"Vous aurez, via les reportages qui ont été présélectionnés, des zooms sur la Syrie et le Mali. Mais sinon, c'est une 20e édition anniversaire, avec une exposition rétrospective qui va mélanger différentes catégories de médias sur la base des reportages récompensés depuis 20 ans. De nombreux lauréats seront présents", a indiqué à l'AFP Patrick Gomont maire (DVD) de Bayeux, coorganisateur du prix avec le département présidé par le sénateur NC Jean-Léonce Dupont.
Le jury international, qui sera présidé cette année par la journaliste anglo-américaine Christiane Amanpour, chef du service international de CNN, remettra sept trophées : presse écrite, télévision, radio, photo, télévision grand format, web journalisme et jeune reporter. La manifestation se déroulera du 7 au 13 octobre.
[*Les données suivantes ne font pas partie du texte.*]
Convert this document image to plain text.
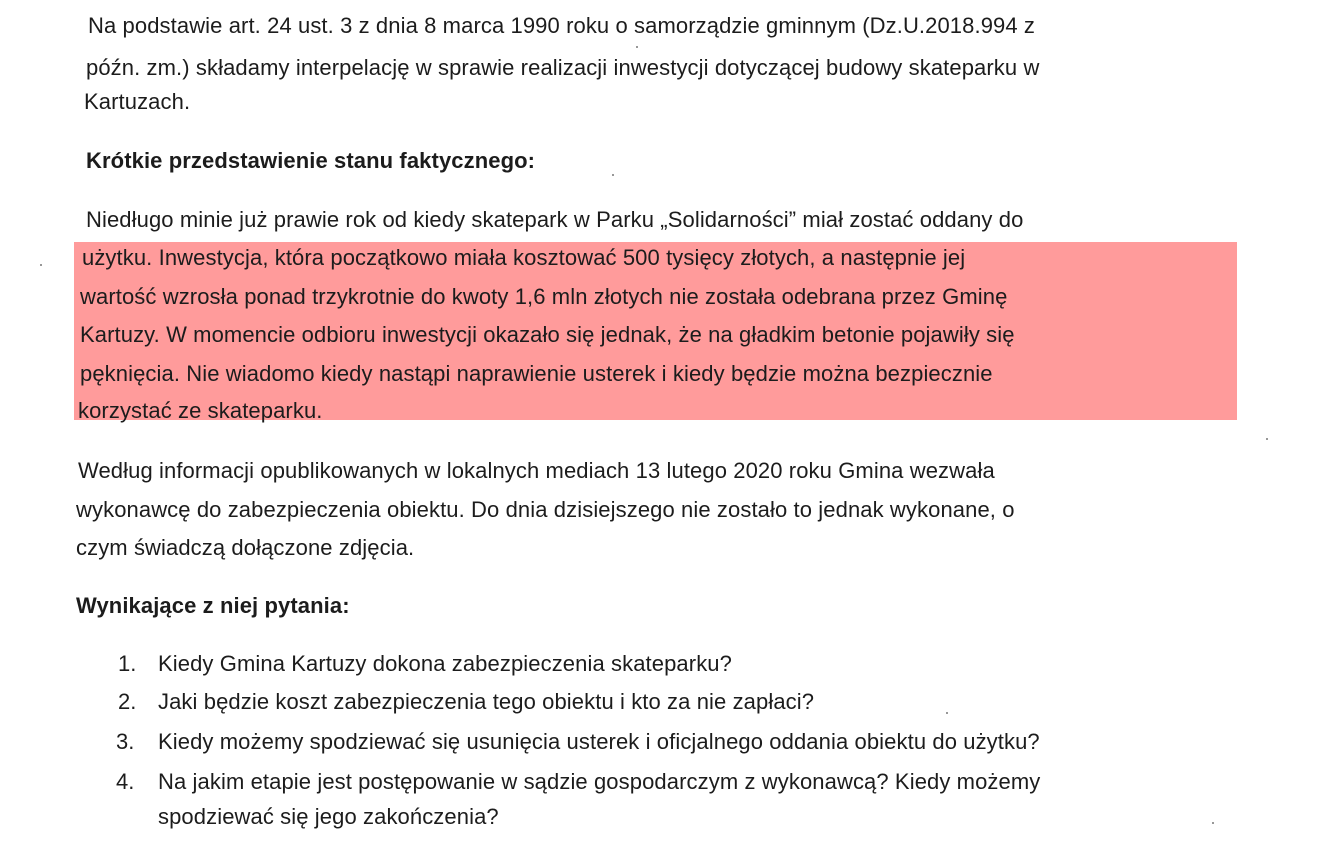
Na podstawie art. 24 ust. 3 z dnia 8 marca 1990 roku o samorządzie gminnym (Dz.U.2018.994 z
późn. zm.) składamy interpelację w sprawie realizacji inwestycji dotyczącej budowy skateparku w
Kartuzach.
Krótkie przedstawienie stanu faktycznego:
Niedługo minie już prawie rok od kiedy skatepark w Parku „Solidarności” miał zostać oddany do
użytku. Inwestycja, która początkowo miała kosztować 500 tysięcy złotych, a następnie jej
wartość wzrosła ponad trzykrotnie do kwoty 1,6 mln złotych nie została odebrana przez Gminę
Kartuzy. W momencie odbioru inwestycji okazało się jednak, że na gładkim betonie pojawiły się
pęknięcia. Nie wiadomo kiedy nastąpi naprawienie usterek i kiedy będzie można bezpiecznie
korzystać ze skateparku.
Według informacji opublikowanych w lokalnych mediach 13 lutego 2020 roku Gmina wezwała
wykonawcę do zabezpieczenia obiektu. Do dnia dzisiejszego nie zostało to jednak wykonane, o
czym świadczą dołączone zdjęcia.
Wynikające z niej pytania:
1. Kiedy Gmina Kartuzy dokona zabezpieczenia skateparku?
2. Jaki będzie koszt zabezpieczenia tego obiektu i kto za nie zapłaci?
3. Kiedy możemy spodziewać się usunięcia usterek i oficjalnego oddania obiektu do użytku?
4. Na jakim etapie jest postępowanie w sądzie gospodarczym z wykonawcą? Kiedy możemy
spodziewać się jego zakończenia?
Lancé en 1994 par la ville de Bayeux, le prix Bayeux-Calvados récompense des reportages sur les guerres et leurs conséquences pour les civils, ou sur un fait d'actualité lié à la défense des libertés ou de la démocratie.
S'y est progressivement greffée une semaine de rencontres et de projections et un salon du livre. Les organisateurs proposent par exemple cette fois, en avant première, le documentaire "Drônes: la sale guerre d'Obama", suivi d'un débat avec ses auteurs Benoît Bringer et François-Xavier Trégan. Il doit être diffusé ultérieurement sur Canal+.
"C'est quelque chose d'intéressant parce qu'on ne parle pas beaucoup des drones, sauf pour dire que la France est intéressée par l'achat de drones. On ne parle pas forcément des conséquences des drones et des gars qui les pilotent à des milliers de km (de la cible) et peuvent atteindre des civils. Ca fait énormément de dégâts", a commenté M. Gomont.
La traditionnelle soirée grands reporters aura pour thème "les reporters face au défi d'Al-Qaïda" avec notamment Jon Randal du Washington Post et Asiem El Difraoui, auteur de l'ouvrage "Al-Qaïda par l'image".
Un hommage sera en particulier rendu à l'Américain James Natchwey, lauréat par deux fois en 1996 et 1999 du Prix, avec l'exposition d'une trentaine d'images issues de ses reportages.
Une stèle à la mémoire de journalistes tués en 2012 et début 2013 sera en outre dévoilée par le directeur général de Reporters sans frontières, Christophe Deloire.
"2012 a été l'année la plus meurtrière enregistrée par Reporters sans frontières depuis la première édition de son bilan annuel en 1995: 135 journalistes et net-citoyens ont payé de leur vie leur travail (...)- dont 63 en Syrie (...) pays le plus dangereux du monde" pour un reporter, selon le dossier de presse.
Parmi les nouveaux rendez-vous figure également la projection dans les rues de Bayeux d'un diaporama de 20 minutes d'images de l'AFP "sur les conflits et les grands mouvements des 12 derniers mois".
L'an passé, le Prix avait distingué Javier Espinosa (El Mundo) en presse écrite, Aris Messinis (AFP) en photo, Jeremy Bowen (BBC News) en radio et Nic Robertson (CNN) en télévision.
L'affiche de cette 20e édition reprend d'ailleurs une photo du reportage d'Aris Messinis, issu de son reportage "La bataille de Syrte", réalisé en Libye en octobre 2011.